The situation became more and more violent in Ireland, however, with
generalization of land occupations and refusals to pay rents. That's what
moment, in the years 1880-1890, when the right to vote in the Commons
to be considerably expanded, that fear would change sides and that
owners began to realize the unsustainability of the situation. When
they were in power in London, the Tories certainly continued to display a
a ruthless security approach to agitators, for example with Crime
Act of 1891, which hardens the police powers already reinforced in 1881 to proceed
arrests of "terrorists" and imprisonment deemed necessary. But,
at the same time, both, tories and liberals, and especially landlords
themselves, began to realize that if one did not proceed quickly to a
redistribution of Irish land for the benefit of small Catholic farmers, in
as legal and peaceful as possible, then the deterioration of the situation was
quickly lead to a complete expropriation of the absentee landlords, through
the independence of the country.
It's final what happened, with the creation of an Irish Free State in
1921 and the Republic of Ireland in 1937, after violent clashes of which
traces are still present today. But it is interesting to note that
this very real independence threat led the British political system to
put in place between 1880 and 1920 more and more voluntarist forms of
land reform and redistribution of Irish land properties, which were
so many knives in the dominant proprietarist ideology. In concrete terms, the
government gradually decided to spend more and more money
to help the Irish buy the land. In the end, it is well
a redistribution of land organized by the government, but with a broad
compensation of the owners financed on public money. A law was passed in
meaning in 1891, much more voluntarist and better funded than that of 1870. She
was followed by a new Land Act in 1903, which allowed former tenants
to buy their land and repay the purchase for seventy years at a rate
nominal interest rate of 3% (at a time when we could not suspect the episodes
inflationists who would follow, and who would in practice reduce these repayments
pretty much), with 12% government subsidies
the value of the parcels. The whole was completed by a law of 1923, binding
this time the remaining owners to sell their land to the new government
Irish, who gave them to the tenants at a low price.
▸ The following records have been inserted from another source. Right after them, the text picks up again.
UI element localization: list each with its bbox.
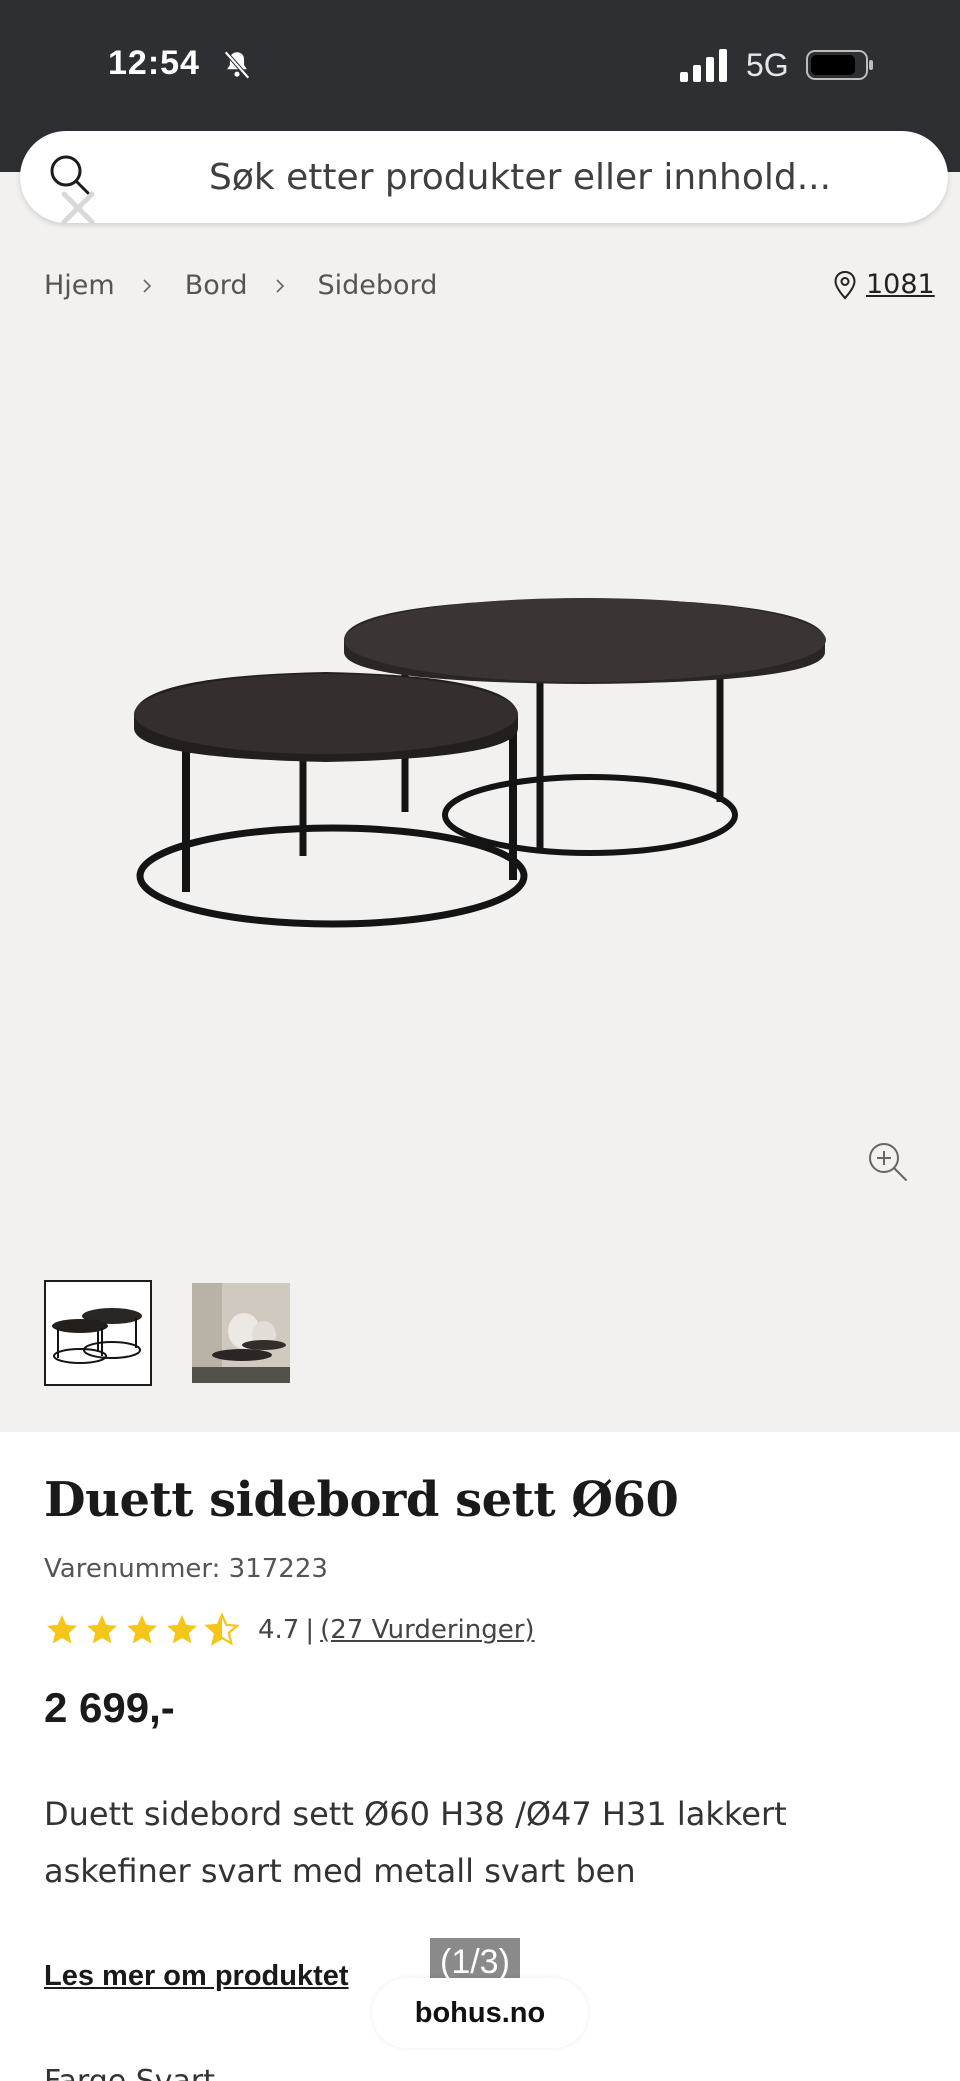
signal-icon [680, 49, 727, 82]
product-image[interactable] [120, 580, 840, 1000]
store-selector[interactable]: 1081 [832, 269, 935, 300]
thumbnail-1-image [52, 1308, 142, 1364]
star-icon [167, 1615, 197, 1644]
thumbnail-2-image [192, 1283, 290, 1383]
star-icon [47, 1615, 77, 1644]
breadcrumb: Hjem Bord Sidebord [44, 270, 437, 301]
battery-icon [806, 50, 873, 80]
bell-slash-icon [224, 50, 250, 80]
location-pin-icon [834, 270, 856, 299]
color-attribute: Farge Svart [44, 2064, 215, 2081]
reviews-link[interactable]: (27 Vurderinger) [320, 1615, 534, 1645]
star-half-icon [204, 1612, 240, 1646]
breadcrumb-bord[interactable]: Bord [185, 270, 248, 301]
chevron-right-icon [275, 278, 284, 293]
rating-separator: | [305, 1615, 315, 1645]
status-time: 12:54 [108, 44, 200, 82]
store-code[interactable]: 1081 [866, 269, 935, 300]
star-icon [127, 1615, 157, 1644]
breadcrumb-sidebord[interactable]: Sidebord [318, 270, 438, 301]
rating-stars [44, 1612, 244, 1648]
read-more-link[interactable]: Les mer om produktet [44, 1960, 349, 1993]
thumbnail-1[interactable] [44, 1280, 152, 1386]
thumbnail-2[interactable] [192, 1283, 290, 1383]
star-icon [87, 1615, 117, 1644]
product-sku: Varenummer: 317223 [44, 1554, 328, 1584]
search-input[interactable] [130, 147, 910, 207]
close-icon[interactable] [58, 188, 98, 228]
product-title: Duett sidebord sett Ø60 [44, 1472, 679, 1528]
product-description: Duett sidebord sett Ø60 H38 /Ø47 H31 lak… [44, 1795, 787, 1890]
chevron-right-icon [143, 278, 151, 293]
zoom-in-icon[interactable] [866, 1140, 910, 1184]
breadcrumb-home[interactable]: Hjem [44, 270, 115, 301]
product-rating: 4.7 | (27 Vurderinger) [44, 1612, 535, 1648]
search-bar[interactable] [20, 131, 948, 223]
network-type: 5G [746, 47, 789, 83]
rating-score: 4.7 [258, 1615, 300, 1645]
product-price: 2 699,- [44, 1684, 175, 1731]
url-pill[interactable]: bohus.no [372, 1978, 588, 2048]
According to some estimates, this
are almost three-quarters of the land that had already changed hands before the war,
in favor of the successive laws of 1870, 1891 and 1903, and especially of the mobilization
Irish peasants32.
This Irish experience is revealing in more ways than one. First, this
situation of quasi-colonial inequality contributed to a more general questioning of
the legitimacy of the private property system and the persistent inequalities it
resulted. To stop accusations of hyperconcentration of property
landowners, particularly in Ireland, the Lords agreed, for example, to
large surveys throughout the United Kingdom in the 1870s, land
surveys which, in this case, led to the conclusion that the property was still
more concentrated than in the most pessimistic estimates. These investigations played
an important role in the general evolution of representations of inequality and
redistribution, because they showed that the country was certainly at the forefront of
industrial modernity, but was at the same time at the forefront of a certain
unequal archaism, and that the two realities were not contradictory,
contrary (a bit like in the France of the Belle Epoque). The Irish case is
all the more interesting that we will find problems similar to
redistribution of property and agrarian reforms in other contexts
postcolonial, for example in South Africa in the 1990s and up to our
days. More generally, this Irish experience illustrates the close links between
the issue of borders and redistribution, between the question of
political and property ownership. These interactions between border systems
and structures of inequalities, related to both political dimensions,
heritage and sometimes migration, still play a key role at the beginning of the
21st century, in the British Isles, Europe and the world.